Il y avait l’idée d’une négociation entre les sociétés de secours mutuel et les docteurs et, dès ce moment-là, les docteurs ont refusé qu’il y ait une organisation collective face à eux. Ils ont donc posé les principes de la médecine libérale, ce qu’ils appellent « la libre entente », soit le fait de pouvoir fixer eux-mêmes le prix demandé aux patients. Ils ont toujours défendu aussi la liberté de prescription qui pose un problème encore aujourd’hui, puisqu’on ne contrôle pas qui prescrit quoi et l’utilité des prescriptions en lien avec l’état des connaissances scientifiques. S’ajoute, enfin, aujourd’hui, la liberté d’installation qui est une sorte de totem de la médecine libérale.
En somme, ces médecins formés par le service public – car les études de médecine sont quasi gratuites en France – reçoivent de l’argent principalement de la protection sociale. Il n’y a rien de concurrentiel là-dedans ! La médecine libérale est d’abord un lobby politique très fort qui milite contre l’intérêt général, avec certains de leurs syndicats qui continuent à être contre l’État, contre la Sécurité sociale et à avoir une vision assez mercantiliste de la médecine, qui refuse tout contrôle de la Sécurité sociale.
Quel vous semble être le principal moyen de restaurer voire d'améliorer notre système de santé ?

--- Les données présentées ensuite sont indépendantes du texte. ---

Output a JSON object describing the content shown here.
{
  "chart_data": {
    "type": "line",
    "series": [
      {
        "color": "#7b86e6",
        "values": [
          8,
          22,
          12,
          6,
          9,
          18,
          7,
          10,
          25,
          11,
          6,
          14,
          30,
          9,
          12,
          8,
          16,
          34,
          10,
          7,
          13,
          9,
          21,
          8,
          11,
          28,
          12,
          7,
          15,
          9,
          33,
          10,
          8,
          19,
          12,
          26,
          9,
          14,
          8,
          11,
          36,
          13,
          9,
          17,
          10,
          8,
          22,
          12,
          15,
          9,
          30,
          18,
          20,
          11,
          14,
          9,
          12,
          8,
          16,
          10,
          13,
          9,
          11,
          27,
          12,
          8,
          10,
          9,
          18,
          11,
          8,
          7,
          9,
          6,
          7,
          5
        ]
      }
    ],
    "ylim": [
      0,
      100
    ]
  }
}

La solution essentielle tient à un changement d’état d’esprit. Il faut sortir de l’idée que la santé est un marché et que la concurrence est forcément bonne. La solidarité nous coûte moins cher que la concurrence. La santé et la qualité de la santé doivent être replacées au centre. Cela implique d’abandonner la notion de paiement à l’activité, que ce soit à l’hôpital ou en ville.
Partons du principe que les besoins principaux de la population consistent en la prise en charge de patients âgés, polypathologiques et atteints de maladies chroniques. Pour la médecine de ville, passons à des paiements au forfait, mettons en place des centres de santé avec des équipes salariées pluridisciplinaires (des médecins, des infirmiers, des kinés, etc.) financées en fonction des besoins. Pour la médecine hospitalière, fixons dans la loi, par spécialité, un nombre maximum de patients par infirmière et sanctuarisons la masse salariale, qui dépend aujourd’hui de la tarification à l’activité. Les études montrent que la qualité des soins est d’abord dépendante du nombre de patients dont doit s’occuper une infirmière. Ainsi peut-on garantir aux gens de travailler dans de bonnes conditions.
Un tel changement de paradigme changerait aussi complètement les choses pour les directions. Elles n’auraient plus à se poser la question de faire de l’activité pour payer la masse salariale ou de baisser leur masse salariale pour faire face aux déficits. Les patients, enfin, auraient tout à y gagner. Le fait d’avoir des ratios adéquats permet de diminuer les complications au cours d’une hospitalisation, les réhospitalisations et aussi les décès.
Propos recueillis par Laurent Ottavi.